Alcohol and folate (both dietary and supplemental) intakes were assessed using an interviewer-administered Block food frequency questionnaire that was modified slightly to include regional and ethnic foods commonly consumed in a Southern population [9]. Dietary folate was estimated from the folate content, amount, and frequency of consumption for folate-containing foods on the FFQ. Participants were asked if they took supplemental folate or multivitamins on a regular basis.
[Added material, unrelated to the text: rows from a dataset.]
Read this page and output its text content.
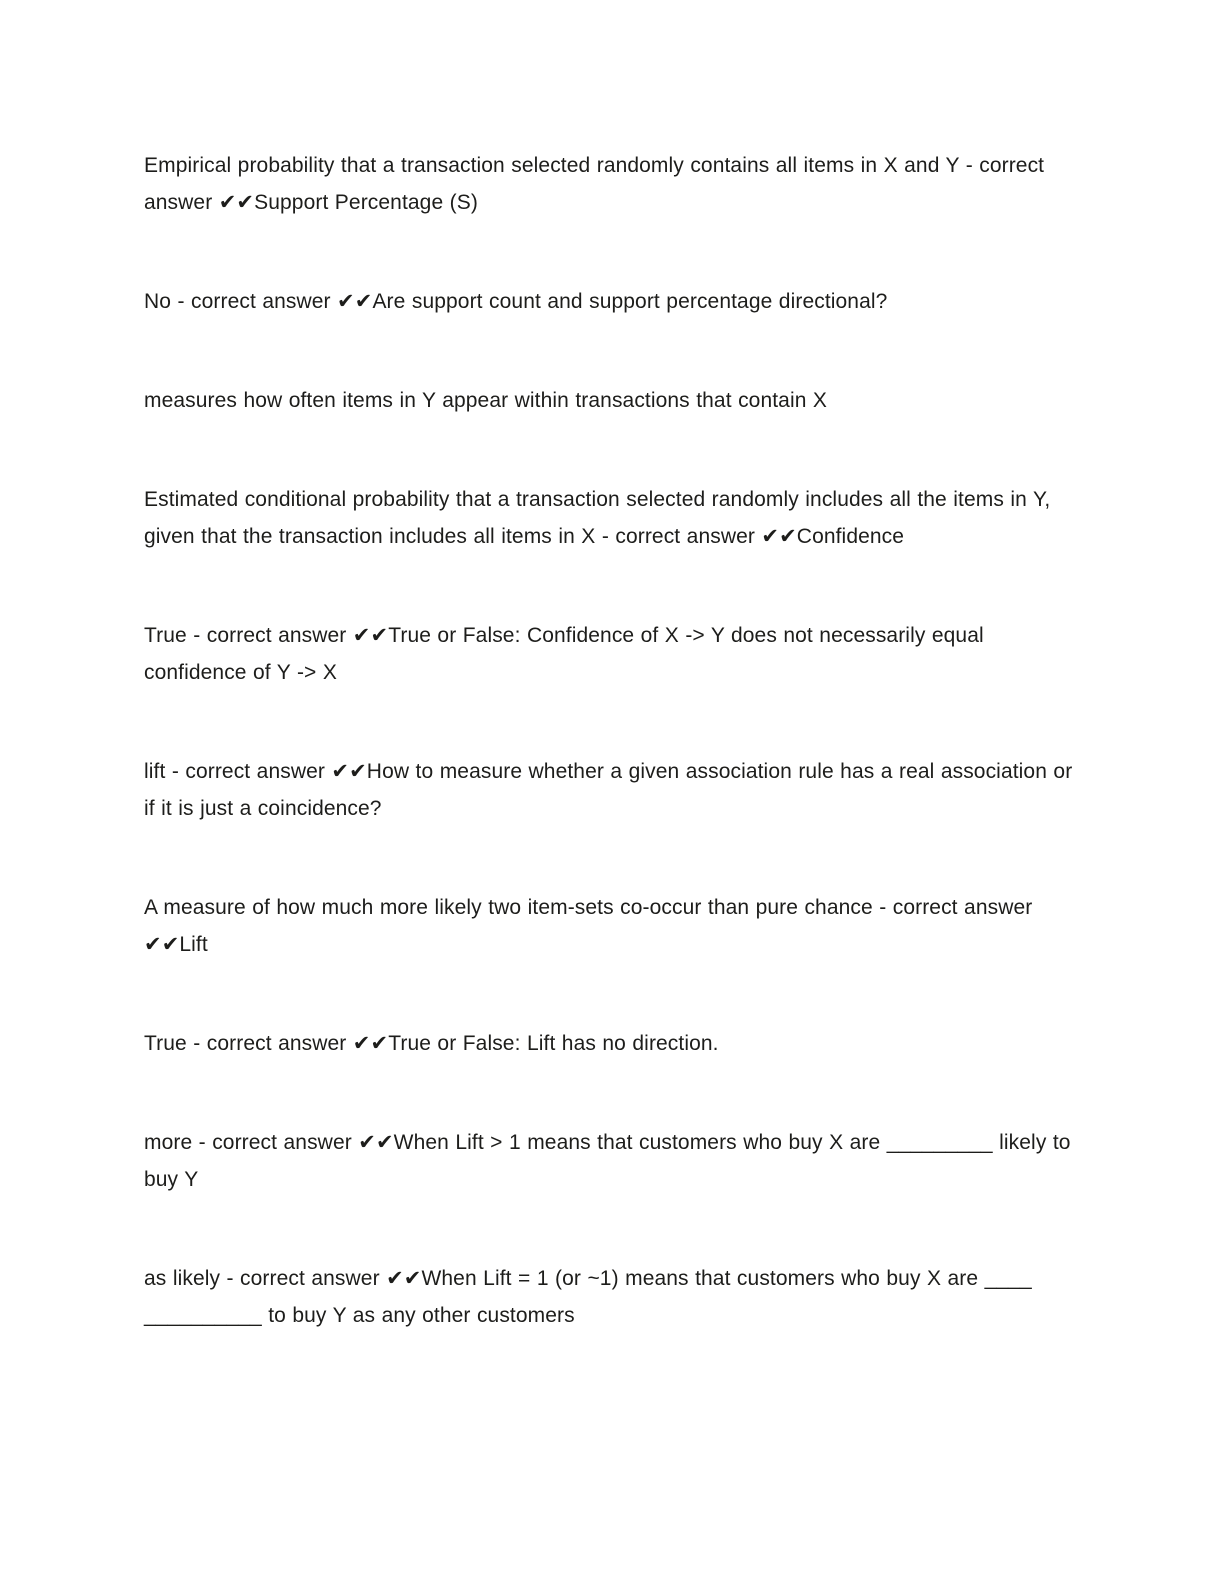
Empirical probability that a transaction selected randomly contains all items in X and Y - correct answer ✔✔Support Percentage (S)

No - correct answer ✔✔Are support count and support percentage directional?

measures how often items in Y appear within transactions that contain X

Estimated conditional probability that a transaction selected randomly includes all the items in Y, given that the transaction includes all items in X - correct answer ✔✔Confidence

True - correct answer ✔✔True or False: Confidence of X -> Y does not necessarily equal confidence of Y -> X

lift - correct answer ✔✔How to measure whether a given association rule has a real association or if it is just a coincidence?

A measure of how much more likely two item-sets co-occur than pure chance - correct answer ✔✔Lift

True - correct answer ✔✔True or False: Lift has no direction.

more - correct answer ✔✔When Lift > 1 means that customers who buy X are _________ likely to buy Y

as likely - correct answer ✔✔When Lift = 1 (or ~1) means that customers who buy X are ____ __________ to buy Y as any other customers
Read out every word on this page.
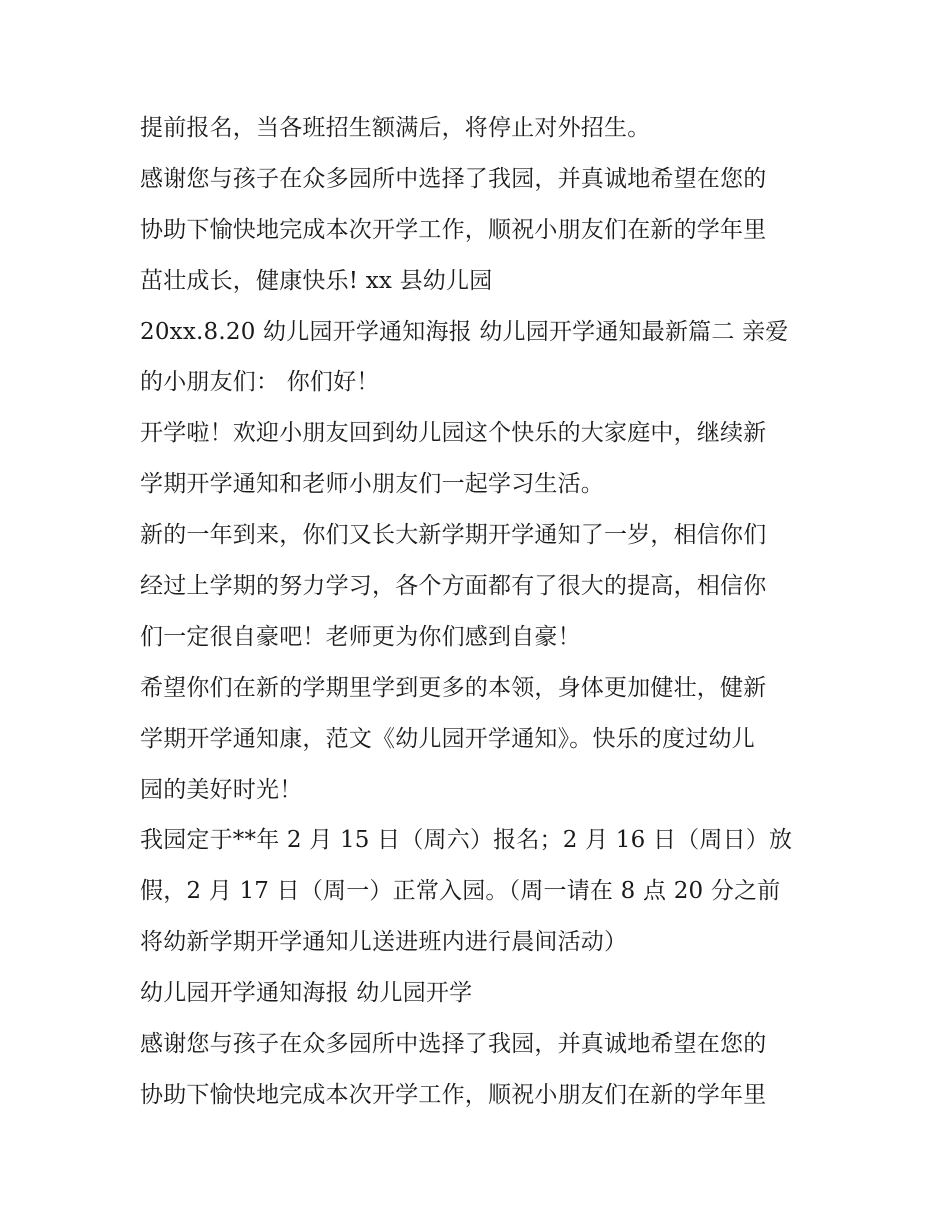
提前报名，当各班招生额满后，将停止对外招生。
感谢您与孩子在众多园所中选择了我园，并真诚地希望在您的
协助下愉快地完成本次开学工作，顺祝小朋友们在新的学年里
茁壮成长，健康快乐! xx 县幼儿园
20xx.8.20 幼儿园开学通知海报 幼儿园开学通知最新篇二 亲爱
的小朋友们： 你们好！
开学啦！欢迎小朋友回到幼儿园这个快乐的大家庭中，继续新
学期开学通知和老师小朋友们一起学习生活。
新的一年到来，你们又长大新学期开学通知了一岁，相信你们
经过上学期的努力学习，各个方面都有了很大的提高，相信你
们一定很自豪吧！老师更为你们感到自豪！
希望你们在新的学期里学到更多的本领，身体更加健壮，健新
学期开学通知康，范文《幼儿园开学通知》。快乐的度过幼儿
园的美好时光！
我园定于**年 2 月 15 日（周六）报名；2 月 16 日（周日）放
假，2 月 17 日（周一）正常入园。（周一请在 8 点 20 分之前
将幼新学期开学通知儿送进班内进行晨间活动）
幼儿园开学通知海报 幼儿园开学
感谢您与孩子在众多园所中选择了我园，并真诚地希望在您的
协助下愉快地完成本次开学工作，顺祝小朋友们在新的学年里
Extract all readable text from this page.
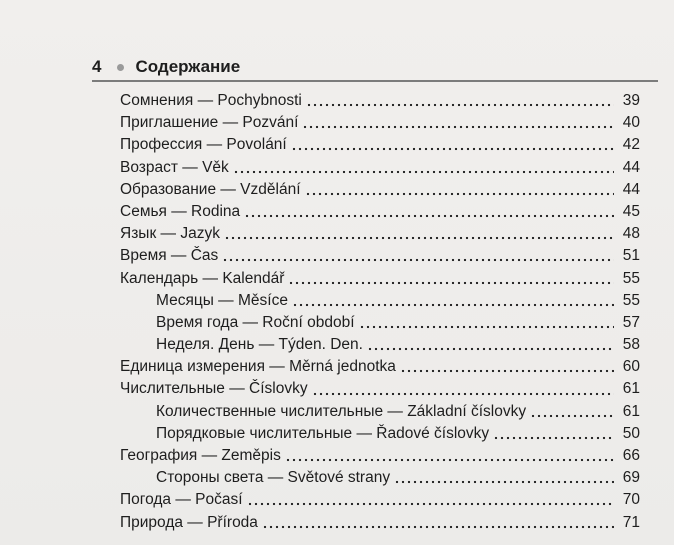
4 Содержание
Сомнения — Pochybnosti	39
Приглашение — Pozvání	40
Профессия — Povolání	42
Возраст — Věk	44
Образование — Vzdělání	44
Семья — Rodina	45
Язык — Jazyk	48
Время — Čas	51
Календарь — Kalendář	55
Месяцы — Měsíce	55
Время года — Roční období	57
Неделя. День — Týden. Den.	58
Единица измерения — Měrná jednotka	60
Числительные — Číslovky	61
Количественные числительные — Základní číslovky	61
Порядковые числительные — Řadové číslovky	50
География — Zeměpis	66
Стороны света — Světové strany	69
Погода — Počasí	70
Природа — Příroda	71
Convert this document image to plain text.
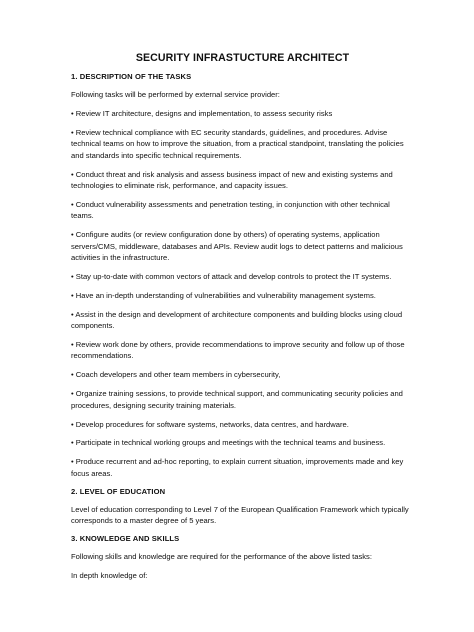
SECURITY INFRASTUCTURE ARCHITECT
1. DESCRIPTION OF THE TASKS
Following tasks will be performed by external service provider:
• Review IT architecture, designs and implementation, to assess security risks
• Review technical compliance with EC security standards, guidelines, and procedures. Advise technical teams on how to improve the situation, from a practical standpoint, translating the policies and standards into specific technical requirements.
• Conduct threat and risk analysis and assess business impact of new and existing systems and technologies to eliminate risk, performance, and capacity issues.
• Conduct vulnerability assessments and penetration testing, in conjunction with other technical teams.
• Configure audits (or review configuration done by others) of operating systems, application servers/CMS, middleware, databases and APIs. Review audit logs to detect patterns and malicious activities in the infrastructure.
• Stay up-to-date with common vectors of attack and develop controls to protect the IT systems.
• Have an in-depth understanding of vulnerabilities and vulnerability management systems.
• Assist in the design and development of architecture components and building blocks using cloud components.
• Review work done by others, provide recommendations to improve security and follow up of those recommendations.
• Coach developers and other team members in cybersecurity,
• Organize training sessions, to provide technical support, and communicating security policies and procedures, designing security training materials.
• Develop procedures for software systems, networks, data centres, and hardware.
• Participate in technical working groups and meetings with the technical teams and business.
• Produce recurrent and ad-hoc reporting, to explain current situation, improvements made and key focus areas.
2. LEVEL OF EDUCATION
Level of education corresponding to Level 7 of the European Qualification Framework which typically corresponds to a master degree of 5 years.
3. KNOWLEDGE AND SKILLS
Following skills and knowledge are required for the performance of the above listed tasks:
In depth knowledge of:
Individual supplemental folate intake was estimated from the formulation of the most common over-the-counter multivitamin supplements used in the study population (400ug folate). Only 31 participants, or 2% cases and 2% controls, reported taking folate supplements alone (i.e., as a single vitamin, not in a multivitamin). In summary, total folate intake was defined as the sum of dietary and supplemental folate intake, as recommended by the Food and Drug Administration [10].

Blood samples were obtained from 86% of cases and 83% of controls from which DNA was extracted for genotyping. Cases and controls who provided blood samples were more likely to be male, white, and never-smokers (p<0.01), as previously reported [8]. No other differences between those who provided blood samples and those who did not were noted for variables such as age, education level, income, family history of colorectal cancer, or total meat intake. Five SNPs in four genes involved in the folate metabolism pathway were genotyped. The genotyping assays for the MTHFR C677T (rs1801133) and A1298C (rs1801131) polymorphisms have been described previously [11].[5] For the genotyping of MTRR A66G (rs1801394), MTR A2756G (rs1805087) and SHMT C1420T (rs1979277), TaqMan® probes and primers were based on the genetic sequences from the SNP500 website (www.SNP500cancer.nci.hin.gov) and the TaqMan® assays were designed using the Applied Biosystems’ Assays-by-DesignSM service. PCR reactions consisted of unlabeled PCR primers, allele specific TaqMan® MGB probes (FAM and VIC® dye-labeled), 1x TaqMan® Universal PCR Master Mix, No AmpErase® UNG, and 15 ng of genomic DNA. PCR reactions were performed in a 15.0 uL reaction volume using the Hot-Start format. PCR amplification was run on a Perkin Elmer GenAmp® 9700 thermocycler using the 9600 mode under the following conditions: 1 cycle of 50.0° C for 2 minutes (AmpErase® UNG Activation), 1 cycle of 95.0° C for 10 minutes (AmpliTaq Gold Activation), followed by 40 cycles of 92.0° C for 15 seconds of denaturation and appropriate annealing temperature for 1 minute.

Genomic controls obtained from the Coriell Tissue Repository (Camden, New Jersey) were used as positive controls. Samples that did not amplify or could not be scored were repeated. Samples that did not amplify on the second run were scored as undetermined. For quality control, a randomly selected 10% of samples were repeated. All of the 10% repeat results were found to be identical to the initial analysis. Hardy Weinberg Equilibrium was examined for each SNP using a goodness of fit χ2 test to compare the observed genotype frequencies with expected genotype frequencies based on the observed allele frequencies.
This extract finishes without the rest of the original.